New artificial intelligence learning model improves gesture detection performance and efficiency

Universal artificial intelligence systems, such as OpenAI’s GPT, rely on large amounts of training data to improve the accuracy and performance of models. Research or medical AI applications often lack training data and computing power and can take advantage of new models designed to improve the efficiency, relevance and accuracy of AI output in more professional scenarios.

Large pre-trained language models (PLM) use increasingly larger data sets (such as Wikipedia) to train and optimize machine learning (ML) models to perform specific tasks. Although the accuracy and performance of large PLMs such as ChatGPT have improved over time, large PLMs cannot work properly when large datasets are not available or cannot be used due to computing limitations.

In short, a new artificial intelligence solution is needed to effectively leverage machine learning in research, medical or other applications where large amounts of information are not available to fully train existing artificial intelligence models.

To solve this problem, a team of computer scientists at the Singapore Science and Technology Research Agency (A*STAR) recently designed a collaborative knowledge injection method that can effectively train machine learning models using a small amount of training data. In this case, the researchers created a model that could more accurately determine the position or support or opposition of a particular target, such as a product or political candidate, based on the context of tweets, business reviews, or other linguistic data.

The team published their research on August 28 in the journal Big Data Mining and Analysis.

“Due to the diversity of targets and the limited availability of annotated data, position detection is essentially a low-resource task. Despite these challenges, position testing is critical to monitoring social media, conducting polls and informing governance strategies.” A*STAR scientist at the Center for Frontier Artificial Intelligence Research (CFAR) and the lead author of the paper. “Enhancing artificial intelligence-based low-resource gesture detection methods is critical to ensuring that these tools are effective and reliable in real-world applications.”

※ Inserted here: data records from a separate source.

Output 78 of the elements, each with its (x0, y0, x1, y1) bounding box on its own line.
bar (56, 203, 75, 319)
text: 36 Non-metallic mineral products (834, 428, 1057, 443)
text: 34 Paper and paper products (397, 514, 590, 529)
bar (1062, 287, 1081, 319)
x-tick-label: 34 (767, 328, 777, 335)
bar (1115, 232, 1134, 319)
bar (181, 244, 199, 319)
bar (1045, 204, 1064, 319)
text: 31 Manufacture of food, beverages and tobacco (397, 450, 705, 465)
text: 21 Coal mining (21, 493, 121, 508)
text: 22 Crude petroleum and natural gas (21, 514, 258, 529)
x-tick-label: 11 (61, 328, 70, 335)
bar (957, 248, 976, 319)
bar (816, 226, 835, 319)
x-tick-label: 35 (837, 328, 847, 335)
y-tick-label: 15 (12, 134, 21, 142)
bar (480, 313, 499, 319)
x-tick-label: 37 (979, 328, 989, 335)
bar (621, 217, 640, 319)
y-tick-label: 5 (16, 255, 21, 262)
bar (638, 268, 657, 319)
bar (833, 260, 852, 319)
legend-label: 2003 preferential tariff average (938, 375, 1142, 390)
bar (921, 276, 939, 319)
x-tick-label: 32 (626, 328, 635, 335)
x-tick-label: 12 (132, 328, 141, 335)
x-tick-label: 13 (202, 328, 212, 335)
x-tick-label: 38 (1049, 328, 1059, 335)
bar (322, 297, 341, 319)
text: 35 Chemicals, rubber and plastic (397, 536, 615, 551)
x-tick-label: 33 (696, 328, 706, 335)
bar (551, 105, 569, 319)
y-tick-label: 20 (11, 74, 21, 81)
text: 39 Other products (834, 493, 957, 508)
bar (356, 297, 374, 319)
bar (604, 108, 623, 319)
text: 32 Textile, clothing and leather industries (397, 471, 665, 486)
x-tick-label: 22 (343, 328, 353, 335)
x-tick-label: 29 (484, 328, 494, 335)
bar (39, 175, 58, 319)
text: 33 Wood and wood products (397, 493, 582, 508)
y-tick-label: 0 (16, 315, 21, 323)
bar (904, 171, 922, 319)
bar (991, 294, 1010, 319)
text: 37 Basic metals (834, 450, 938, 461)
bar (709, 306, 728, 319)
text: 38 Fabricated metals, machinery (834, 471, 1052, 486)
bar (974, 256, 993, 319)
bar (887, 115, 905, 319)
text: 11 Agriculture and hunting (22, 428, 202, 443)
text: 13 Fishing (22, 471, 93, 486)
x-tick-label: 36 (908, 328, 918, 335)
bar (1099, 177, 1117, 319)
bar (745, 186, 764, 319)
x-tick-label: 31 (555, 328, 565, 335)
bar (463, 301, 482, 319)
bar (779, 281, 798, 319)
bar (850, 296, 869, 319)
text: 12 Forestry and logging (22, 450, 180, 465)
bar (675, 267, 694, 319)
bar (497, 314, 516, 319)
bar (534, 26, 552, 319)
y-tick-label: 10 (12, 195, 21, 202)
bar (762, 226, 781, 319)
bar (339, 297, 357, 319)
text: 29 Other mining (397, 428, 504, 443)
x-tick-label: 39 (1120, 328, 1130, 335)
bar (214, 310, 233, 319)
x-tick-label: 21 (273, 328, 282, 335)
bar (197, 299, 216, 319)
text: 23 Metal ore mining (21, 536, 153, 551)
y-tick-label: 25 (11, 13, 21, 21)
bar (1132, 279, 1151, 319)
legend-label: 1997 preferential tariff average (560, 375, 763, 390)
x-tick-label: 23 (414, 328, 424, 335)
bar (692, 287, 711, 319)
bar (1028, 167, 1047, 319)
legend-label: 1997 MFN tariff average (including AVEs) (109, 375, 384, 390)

Smaller training data sets have a profound impact on the accuracy of AI prediction models. For example, the target “break the law” in Wikipedia is linked to a heavy metal song by the Reverend Judas, rather than the true definition of the term: acting in an illegal manner. Such erroneous training data can seriously affect the performance of machine learning models.

To improve the accuracy of AI gesture detection that relies on smaller training datasets, the research team focused on collaborative model mechanisms to: verify knowledge from different sources and learn selective features more effectively.

“Most artificial intelligence systems rely on pre-trained models developed using large predefined datasets, which can become obsolete, resulting in performance degradation. The approach we propose solves this challenge by integrating proven knowledge from multiple sources, ensuring that the model remains relevant and effective,”Ming said.

“Due to the large size of the parameters, pre-trained large language models also require a large amount of annotated data for training. Our method introduces a collaboration adapter that contains a minimum number of trainable parameters,… improves training efficiency and improves feature learning capabilities,”Ming said.

The team also uses hierarchical optimization algorithms to optimize the efficiency of large-scale PLM.

To test their model, the researchers conducted experiments on three publicly available gesture detection datasets: VAST, P-Stance, and COVID-19-Stance. The performance of the team model was then compared to the performance achieved by TAN, BERT, WS-BERT-Dual and other AI models.

Measured by F1 scores (ML model accuracy), the research team’s new gesture detection model for low-resource training data consistently scored higher than other AI models using all three data sets, with F1 scores ranging from 79.6% to 86.91%. Currently, an F1 score of 70% or higher is considered good.

The new attitude detection model greatly improves the practicality of artificial intelligence in more professional research environments and provides a template for further optimization in the future.

“Our main focus is efficient learning in resource-scarce real-world applications. Unlike major AI companies that focus on developing generic artificial intelligence (AGI) models, our goal is to create more efficient AI methods that benefit both the public and research, said Joey Tianyi Zhou, CFAR chief scientist and co-author of the paper.

Ivor W. from the Frontier Artificial Intelligence Research Center (CFAR) and the High Performance Computing Institute (IHPC) of the Science and Technology Research Agency (A*STAR) of Singapore. Tsang also contributed to the study.